Pakistan’s commission that regulates electronic media continued to keep broadcasts off the air for a second day, allegedly because the media had violated the government policy banning live coverage of security operations. Key social media sites also remained blocked. By Sunday evening, private TV stations were back on air following a briefing and guidelines to the broadcasters about the policy.
Supporters of the Islamist party blocked roads and staged sit-ins for a second day Sunday in cities such as Karachi, Lahore, Multan and others, in a show of solidarity with the Islamabad demonstrators.
Karachi, Pakistan’s largest city, was completely shut down for the second day Sunday as hundreds of protesters blocked over a dozen important intersections. They were largely peaceful but occasionally younger men hurled stones at the police, though elders quickly stopped them.
The biggest of almost two dozen rallies scattered across Lahore, the provincial capital of Punjab, was near the Punjab Assembly building, where some 3,000 protesters gathered peacefully.
Cleric Ashraf Jalali said the protesters would not leave until their demand for Hamid’s resignation is met. “We are peaceful but ready to face any kind of operation” by the police, he said.
In Multan, some 5,000 Islamist supporters marched through the city, chanting slogans against the government.
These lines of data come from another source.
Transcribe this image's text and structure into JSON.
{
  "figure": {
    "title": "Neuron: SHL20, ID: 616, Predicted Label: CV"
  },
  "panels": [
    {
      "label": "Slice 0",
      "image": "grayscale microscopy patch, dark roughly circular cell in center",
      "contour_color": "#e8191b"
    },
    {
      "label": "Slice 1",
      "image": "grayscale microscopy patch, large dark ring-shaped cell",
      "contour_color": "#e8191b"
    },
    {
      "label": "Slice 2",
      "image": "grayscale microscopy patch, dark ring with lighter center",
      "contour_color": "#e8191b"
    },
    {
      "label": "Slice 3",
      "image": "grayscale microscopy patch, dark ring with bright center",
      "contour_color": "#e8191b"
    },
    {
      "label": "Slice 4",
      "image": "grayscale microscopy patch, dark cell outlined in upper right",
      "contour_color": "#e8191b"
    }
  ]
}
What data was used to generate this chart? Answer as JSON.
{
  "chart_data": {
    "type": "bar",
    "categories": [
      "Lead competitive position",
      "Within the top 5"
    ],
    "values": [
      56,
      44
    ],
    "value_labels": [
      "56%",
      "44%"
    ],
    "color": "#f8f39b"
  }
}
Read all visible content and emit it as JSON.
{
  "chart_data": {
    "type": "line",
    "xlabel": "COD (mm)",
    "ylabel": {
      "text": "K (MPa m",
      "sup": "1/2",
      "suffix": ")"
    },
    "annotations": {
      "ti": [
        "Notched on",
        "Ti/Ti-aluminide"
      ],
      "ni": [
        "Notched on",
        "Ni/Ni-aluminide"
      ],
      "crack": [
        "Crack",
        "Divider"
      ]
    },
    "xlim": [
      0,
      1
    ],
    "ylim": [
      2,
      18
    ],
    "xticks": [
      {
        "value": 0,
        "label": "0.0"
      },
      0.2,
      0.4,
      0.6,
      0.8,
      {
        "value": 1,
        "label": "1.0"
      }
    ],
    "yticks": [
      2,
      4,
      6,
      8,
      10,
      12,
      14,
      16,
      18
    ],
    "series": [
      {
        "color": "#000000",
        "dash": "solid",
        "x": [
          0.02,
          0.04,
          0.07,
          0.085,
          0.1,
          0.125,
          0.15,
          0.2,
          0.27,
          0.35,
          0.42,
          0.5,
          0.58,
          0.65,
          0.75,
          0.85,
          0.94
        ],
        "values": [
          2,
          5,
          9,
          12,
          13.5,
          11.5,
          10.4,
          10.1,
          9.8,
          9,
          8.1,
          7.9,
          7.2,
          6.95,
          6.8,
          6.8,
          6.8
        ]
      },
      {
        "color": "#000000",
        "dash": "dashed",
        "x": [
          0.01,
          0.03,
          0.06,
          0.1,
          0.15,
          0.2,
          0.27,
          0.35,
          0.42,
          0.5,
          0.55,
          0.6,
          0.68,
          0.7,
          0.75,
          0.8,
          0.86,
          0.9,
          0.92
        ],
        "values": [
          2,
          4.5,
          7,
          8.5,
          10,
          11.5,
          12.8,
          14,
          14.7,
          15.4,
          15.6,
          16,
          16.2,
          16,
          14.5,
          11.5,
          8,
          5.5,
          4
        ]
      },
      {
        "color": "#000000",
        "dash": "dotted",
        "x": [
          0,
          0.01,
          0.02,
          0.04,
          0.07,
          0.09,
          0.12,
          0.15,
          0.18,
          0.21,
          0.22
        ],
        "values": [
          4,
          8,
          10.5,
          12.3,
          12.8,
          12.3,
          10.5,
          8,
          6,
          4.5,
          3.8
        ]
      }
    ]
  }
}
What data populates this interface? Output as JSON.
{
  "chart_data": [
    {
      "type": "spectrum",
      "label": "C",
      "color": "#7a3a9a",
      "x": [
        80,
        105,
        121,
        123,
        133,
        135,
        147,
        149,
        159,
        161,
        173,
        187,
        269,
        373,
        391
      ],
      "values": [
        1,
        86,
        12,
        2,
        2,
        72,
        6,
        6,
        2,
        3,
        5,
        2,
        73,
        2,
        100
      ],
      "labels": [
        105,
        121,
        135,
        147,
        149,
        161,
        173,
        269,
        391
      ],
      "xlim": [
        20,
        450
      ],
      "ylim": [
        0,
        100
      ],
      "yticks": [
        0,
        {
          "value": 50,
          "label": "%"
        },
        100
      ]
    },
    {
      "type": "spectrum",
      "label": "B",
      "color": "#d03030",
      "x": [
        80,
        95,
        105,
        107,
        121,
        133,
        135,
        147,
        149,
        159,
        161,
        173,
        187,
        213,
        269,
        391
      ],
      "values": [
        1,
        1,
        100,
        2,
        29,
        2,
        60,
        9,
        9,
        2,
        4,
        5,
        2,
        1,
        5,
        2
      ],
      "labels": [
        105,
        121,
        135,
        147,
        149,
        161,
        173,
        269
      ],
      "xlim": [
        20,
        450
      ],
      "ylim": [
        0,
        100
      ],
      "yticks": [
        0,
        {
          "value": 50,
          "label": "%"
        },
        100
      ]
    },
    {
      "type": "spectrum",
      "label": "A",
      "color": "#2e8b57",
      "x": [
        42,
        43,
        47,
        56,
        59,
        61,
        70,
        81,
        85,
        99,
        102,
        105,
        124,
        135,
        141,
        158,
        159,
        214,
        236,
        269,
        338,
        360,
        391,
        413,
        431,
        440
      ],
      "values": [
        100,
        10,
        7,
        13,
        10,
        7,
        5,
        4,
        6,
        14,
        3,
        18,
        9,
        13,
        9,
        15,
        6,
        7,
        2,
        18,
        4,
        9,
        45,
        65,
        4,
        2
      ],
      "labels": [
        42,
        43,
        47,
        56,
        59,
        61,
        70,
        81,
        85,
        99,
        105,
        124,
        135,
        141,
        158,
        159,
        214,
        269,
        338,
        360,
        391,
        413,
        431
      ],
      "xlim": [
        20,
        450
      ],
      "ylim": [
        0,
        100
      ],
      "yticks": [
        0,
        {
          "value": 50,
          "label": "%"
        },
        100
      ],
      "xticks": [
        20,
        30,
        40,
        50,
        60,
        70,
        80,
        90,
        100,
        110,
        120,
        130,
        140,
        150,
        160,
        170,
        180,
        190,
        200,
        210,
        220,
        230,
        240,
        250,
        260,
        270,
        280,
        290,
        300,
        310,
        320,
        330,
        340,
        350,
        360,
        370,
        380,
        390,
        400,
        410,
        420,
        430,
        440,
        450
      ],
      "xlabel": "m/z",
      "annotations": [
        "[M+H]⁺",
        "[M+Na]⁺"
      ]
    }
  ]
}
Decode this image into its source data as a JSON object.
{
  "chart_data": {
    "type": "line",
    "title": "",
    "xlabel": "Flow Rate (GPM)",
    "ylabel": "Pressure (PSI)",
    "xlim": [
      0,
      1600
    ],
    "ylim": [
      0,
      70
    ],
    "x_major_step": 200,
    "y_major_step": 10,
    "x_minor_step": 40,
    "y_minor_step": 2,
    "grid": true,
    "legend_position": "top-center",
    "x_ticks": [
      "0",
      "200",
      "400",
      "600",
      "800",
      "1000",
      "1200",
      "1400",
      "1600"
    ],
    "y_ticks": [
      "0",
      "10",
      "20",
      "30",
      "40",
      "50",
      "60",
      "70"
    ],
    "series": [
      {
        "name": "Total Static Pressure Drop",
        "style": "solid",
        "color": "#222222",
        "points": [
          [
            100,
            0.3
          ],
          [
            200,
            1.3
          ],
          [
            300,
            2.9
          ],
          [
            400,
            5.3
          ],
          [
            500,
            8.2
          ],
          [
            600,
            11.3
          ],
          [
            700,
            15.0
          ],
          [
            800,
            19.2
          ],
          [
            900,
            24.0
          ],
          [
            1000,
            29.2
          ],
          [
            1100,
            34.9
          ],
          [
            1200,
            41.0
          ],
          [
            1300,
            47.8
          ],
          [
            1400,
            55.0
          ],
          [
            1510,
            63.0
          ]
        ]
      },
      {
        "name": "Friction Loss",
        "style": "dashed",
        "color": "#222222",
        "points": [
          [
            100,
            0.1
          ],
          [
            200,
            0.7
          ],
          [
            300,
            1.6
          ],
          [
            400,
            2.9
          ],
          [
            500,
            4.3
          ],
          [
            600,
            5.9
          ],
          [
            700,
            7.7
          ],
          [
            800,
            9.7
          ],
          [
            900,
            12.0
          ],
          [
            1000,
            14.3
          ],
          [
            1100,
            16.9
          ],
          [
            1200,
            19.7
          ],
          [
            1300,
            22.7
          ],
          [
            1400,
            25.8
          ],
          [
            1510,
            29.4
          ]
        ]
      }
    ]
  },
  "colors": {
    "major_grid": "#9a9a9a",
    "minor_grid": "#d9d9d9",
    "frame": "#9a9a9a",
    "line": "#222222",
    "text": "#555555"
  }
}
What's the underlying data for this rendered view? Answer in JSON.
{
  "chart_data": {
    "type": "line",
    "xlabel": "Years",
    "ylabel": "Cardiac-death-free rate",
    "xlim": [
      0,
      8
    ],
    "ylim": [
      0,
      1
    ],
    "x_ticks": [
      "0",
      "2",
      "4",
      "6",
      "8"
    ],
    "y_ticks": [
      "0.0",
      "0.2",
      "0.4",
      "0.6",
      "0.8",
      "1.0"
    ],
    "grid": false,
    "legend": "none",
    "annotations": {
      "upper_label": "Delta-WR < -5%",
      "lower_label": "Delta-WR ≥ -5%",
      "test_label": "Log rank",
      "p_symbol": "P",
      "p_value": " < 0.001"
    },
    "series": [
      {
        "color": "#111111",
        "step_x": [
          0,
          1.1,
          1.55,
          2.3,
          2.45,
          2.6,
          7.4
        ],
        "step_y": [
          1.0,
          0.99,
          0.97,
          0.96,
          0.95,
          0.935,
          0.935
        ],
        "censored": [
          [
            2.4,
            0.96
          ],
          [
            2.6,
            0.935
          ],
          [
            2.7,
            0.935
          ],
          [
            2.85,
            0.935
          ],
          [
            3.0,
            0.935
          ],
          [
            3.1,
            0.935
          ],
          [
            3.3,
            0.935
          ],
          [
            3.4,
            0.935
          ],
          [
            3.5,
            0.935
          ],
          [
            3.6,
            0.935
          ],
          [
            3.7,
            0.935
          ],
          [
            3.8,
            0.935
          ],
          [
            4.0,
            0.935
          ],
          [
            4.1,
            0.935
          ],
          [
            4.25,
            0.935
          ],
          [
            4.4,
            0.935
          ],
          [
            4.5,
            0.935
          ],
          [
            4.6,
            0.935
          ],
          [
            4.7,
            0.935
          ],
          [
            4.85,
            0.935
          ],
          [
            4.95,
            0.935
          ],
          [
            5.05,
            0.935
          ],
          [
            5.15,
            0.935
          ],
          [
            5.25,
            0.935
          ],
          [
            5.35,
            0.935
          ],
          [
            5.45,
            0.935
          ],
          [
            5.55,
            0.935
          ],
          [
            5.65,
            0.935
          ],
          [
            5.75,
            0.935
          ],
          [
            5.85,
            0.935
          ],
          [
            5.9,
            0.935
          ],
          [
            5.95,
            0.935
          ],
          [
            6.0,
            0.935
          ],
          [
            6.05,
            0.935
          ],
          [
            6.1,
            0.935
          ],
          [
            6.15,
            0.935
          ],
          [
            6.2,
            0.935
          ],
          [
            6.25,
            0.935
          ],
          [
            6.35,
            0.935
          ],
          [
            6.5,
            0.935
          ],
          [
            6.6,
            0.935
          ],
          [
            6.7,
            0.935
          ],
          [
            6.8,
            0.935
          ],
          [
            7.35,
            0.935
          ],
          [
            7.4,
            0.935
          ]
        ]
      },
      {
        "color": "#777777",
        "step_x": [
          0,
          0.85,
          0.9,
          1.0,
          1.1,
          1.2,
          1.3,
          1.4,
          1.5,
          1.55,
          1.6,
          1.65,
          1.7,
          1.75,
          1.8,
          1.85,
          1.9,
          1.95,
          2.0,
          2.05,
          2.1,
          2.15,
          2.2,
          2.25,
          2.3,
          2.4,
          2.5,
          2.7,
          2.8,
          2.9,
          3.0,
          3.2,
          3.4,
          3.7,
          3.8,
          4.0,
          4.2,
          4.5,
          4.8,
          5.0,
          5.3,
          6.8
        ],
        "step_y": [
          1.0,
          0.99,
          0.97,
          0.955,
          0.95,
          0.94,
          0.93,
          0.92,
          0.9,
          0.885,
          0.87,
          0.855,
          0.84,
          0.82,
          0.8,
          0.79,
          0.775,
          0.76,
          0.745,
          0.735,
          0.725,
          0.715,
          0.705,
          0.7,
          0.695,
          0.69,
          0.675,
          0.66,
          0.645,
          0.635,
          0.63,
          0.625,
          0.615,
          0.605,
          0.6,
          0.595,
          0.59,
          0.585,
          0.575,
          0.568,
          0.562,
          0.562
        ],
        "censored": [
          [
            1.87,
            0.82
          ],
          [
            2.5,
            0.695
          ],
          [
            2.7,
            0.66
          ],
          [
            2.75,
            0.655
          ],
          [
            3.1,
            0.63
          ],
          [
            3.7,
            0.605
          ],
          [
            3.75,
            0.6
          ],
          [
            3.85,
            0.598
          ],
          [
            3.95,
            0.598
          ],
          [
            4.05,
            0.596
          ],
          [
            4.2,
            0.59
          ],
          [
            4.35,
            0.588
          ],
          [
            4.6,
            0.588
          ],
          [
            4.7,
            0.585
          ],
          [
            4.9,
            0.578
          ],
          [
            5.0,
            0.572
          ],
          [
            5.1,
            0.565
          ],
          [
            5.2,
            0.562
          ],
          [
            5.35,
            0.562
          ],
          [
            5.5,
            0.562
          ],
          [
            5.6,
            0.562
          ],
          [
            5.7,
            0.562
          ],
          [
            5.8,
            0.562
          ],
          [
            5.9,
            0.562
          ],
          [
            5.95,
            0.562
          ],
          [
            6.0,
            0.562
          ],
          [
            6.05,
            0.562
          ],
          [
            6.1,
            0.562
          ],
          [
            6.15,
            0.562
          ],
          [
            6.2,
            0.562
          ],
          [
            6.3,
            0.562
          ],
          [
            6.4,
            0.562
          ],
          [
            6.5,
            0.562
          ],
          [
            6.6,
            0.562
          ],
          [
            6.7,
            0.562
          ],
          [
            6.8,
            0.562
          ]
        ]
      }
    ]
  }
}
Hundreds of protesters blocked roads elsewhere in Multan and in some places set car tires on fire. Public bus service was also suspended in Multan, Rawalpindi, Lahore and Islamabad.
Shah Mohammad Qureshi, a moderate opposition leader, criticized the government, saying it had mishandled the situation.
“This government has blocked the entire country to clear one intersection in Islamabad,” Qureshi said.
Malik Mohammad Ahmed, the Punjab provincial spokesman, said protesters in Rawalpindi on Saturday attacked the residence of the former interior minister, Chaudhry Nisar, damaging the main gate. They wounded lawmaker Javed Latif in Shaikhupura, hitting him in the head with a stone, he said. Angry crowds also attacked Law Minister Hamid’s villa in Pasroor, ransacking the place.